It doesn’t matter how old you are, we all go through seasons where we feel that getting older is an enemy of opportunity – the best is somehow providentially reserved for the young. I no longer believe that. I don’t think God is hung up with our age, as we sometimes are. More and more I am realizing that God does not solely reserve His best ideas, creativity and abilities for the younger generation. I am certain they are available to anyone passionate and faithful to bring it to their generation and those to come. It’s about His purposes being fulfilled, and we each have a small part in it. Having a right mind when it comes to how we think about life and aging becomes very important, at least it is to me. I want to be faithful to serve God with a youthful heart.
Psalm 103:5 HCSB “He fills my life with good things. My youth is renewed like the eagle’s!
I found this poem that has really inspired me to think differently. It was penned many years ago by Samuel Ullman. Thought you might enjoy it too…
Youth
“Youth is not a time of life; it is a state of mind; it is not a matter of rosy cheeks, red lips and supple knees; it is a matter of the will, a quality of the imagination, a vigor of the emotions; it is the freshness of the deep springs of life.
Youth means the temperamental predominance of courage over timidity, of the appetite for adventure over the love of ease. This often exists in a man of sixty more than a boy of twenty. Nobody grows old merely by a number of years. We grow old by deserting our ideals.
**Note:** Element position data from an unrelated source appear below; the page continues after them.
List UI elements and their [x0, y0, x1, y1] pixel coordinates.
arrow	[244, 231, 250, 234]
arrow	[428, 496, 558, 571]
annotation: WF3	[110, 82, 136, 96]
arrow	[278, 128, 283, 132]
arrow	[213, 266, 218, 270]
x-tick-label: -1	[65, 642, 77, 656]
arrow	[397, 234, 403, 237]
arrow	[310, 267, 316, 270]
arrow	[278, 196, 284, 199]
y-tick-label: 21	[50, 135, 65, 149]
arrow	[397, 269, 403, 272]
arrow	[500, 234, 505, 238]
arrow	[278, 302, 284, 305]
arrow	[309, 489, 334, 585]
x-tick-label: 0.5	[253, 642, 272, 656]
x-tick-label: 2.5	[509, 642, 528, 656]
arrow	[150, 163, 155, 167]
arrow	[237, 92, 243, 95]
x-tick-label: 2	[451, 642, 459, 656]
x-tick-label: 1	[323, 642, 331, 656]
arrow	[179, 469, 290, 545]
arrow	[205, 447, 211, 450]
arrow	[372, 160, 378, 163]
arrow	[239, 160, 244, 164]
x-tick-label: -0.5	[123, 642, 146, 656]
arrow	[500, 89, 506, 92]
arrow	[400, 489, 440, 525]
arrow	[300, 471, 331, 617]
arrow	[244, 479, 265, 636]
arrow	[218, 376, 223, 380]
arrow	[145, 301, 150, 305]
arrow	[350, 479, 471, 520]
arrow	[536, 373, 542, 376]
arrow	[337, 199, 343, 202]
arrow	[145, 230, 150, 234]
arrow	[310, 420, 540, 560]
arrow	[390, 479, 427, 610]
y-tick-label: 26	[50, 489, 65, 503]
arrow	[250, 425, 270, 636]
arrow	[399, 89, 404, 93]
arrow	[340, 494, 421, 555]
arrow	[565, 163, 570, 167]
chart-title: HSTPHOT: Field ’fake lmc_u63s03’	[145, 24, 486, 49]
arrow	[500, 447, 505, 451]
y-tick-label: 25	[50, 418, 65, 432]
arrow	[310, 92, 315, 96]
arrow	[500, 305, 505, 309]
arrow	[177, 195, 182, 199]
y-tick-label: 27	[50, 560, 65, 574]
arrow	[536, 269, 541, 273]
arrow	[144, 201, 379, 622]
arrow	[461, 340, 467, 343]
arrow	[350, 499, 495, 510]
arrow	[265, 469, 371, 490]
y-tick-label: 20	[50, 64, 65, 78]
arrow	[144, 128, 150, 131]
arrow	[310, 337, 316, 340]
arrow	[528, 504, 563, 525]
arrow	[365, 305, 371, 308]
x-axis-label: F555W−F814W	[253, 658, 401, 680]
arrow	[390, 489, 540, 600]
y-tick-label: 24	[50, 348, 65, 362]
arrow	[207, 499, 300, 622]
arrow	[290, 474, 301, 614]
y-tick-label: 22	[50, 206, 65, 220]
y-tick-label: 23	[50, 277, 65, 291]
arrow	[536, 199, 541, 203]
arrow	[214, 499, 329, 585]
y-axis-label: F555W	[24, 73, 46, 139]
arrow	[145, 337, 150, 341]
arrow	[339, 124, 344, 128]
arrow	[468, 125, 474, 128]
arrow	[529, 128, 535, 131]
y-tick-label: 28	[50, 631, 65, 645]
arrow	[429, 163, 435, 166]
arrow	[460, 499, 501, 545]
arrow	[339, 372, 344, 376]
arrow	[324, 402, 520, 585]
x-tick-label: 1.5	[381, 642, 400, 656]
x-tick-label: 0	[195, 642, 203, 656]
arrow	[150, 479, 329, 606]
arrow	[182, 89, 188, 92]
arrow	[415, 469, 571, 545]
Years may wrinkle the skin, but to give up enthusiasm wrinkles the soul. Worry, fear, self-distrust bows the heart and turns the spirit back to dust.
Whether sixty or sixteen, there is in every human being’s heart the lure of wonder, the unfailing childlike appetite of what’s next, and the joy of the game of living. In the center of your heart and my heart there is a wireless station; so long as it receives messages of beauty, hope, cheer, courage and power from men and from the Infinite, so long are you young.
When the aerials are down, and your spirit is covered with snows of cynicism and the ice of pessimism, then you are grown old, even at twenty, but as long as your aerials are up, to catch waves of optimism, there is hope you may die young at eighty.”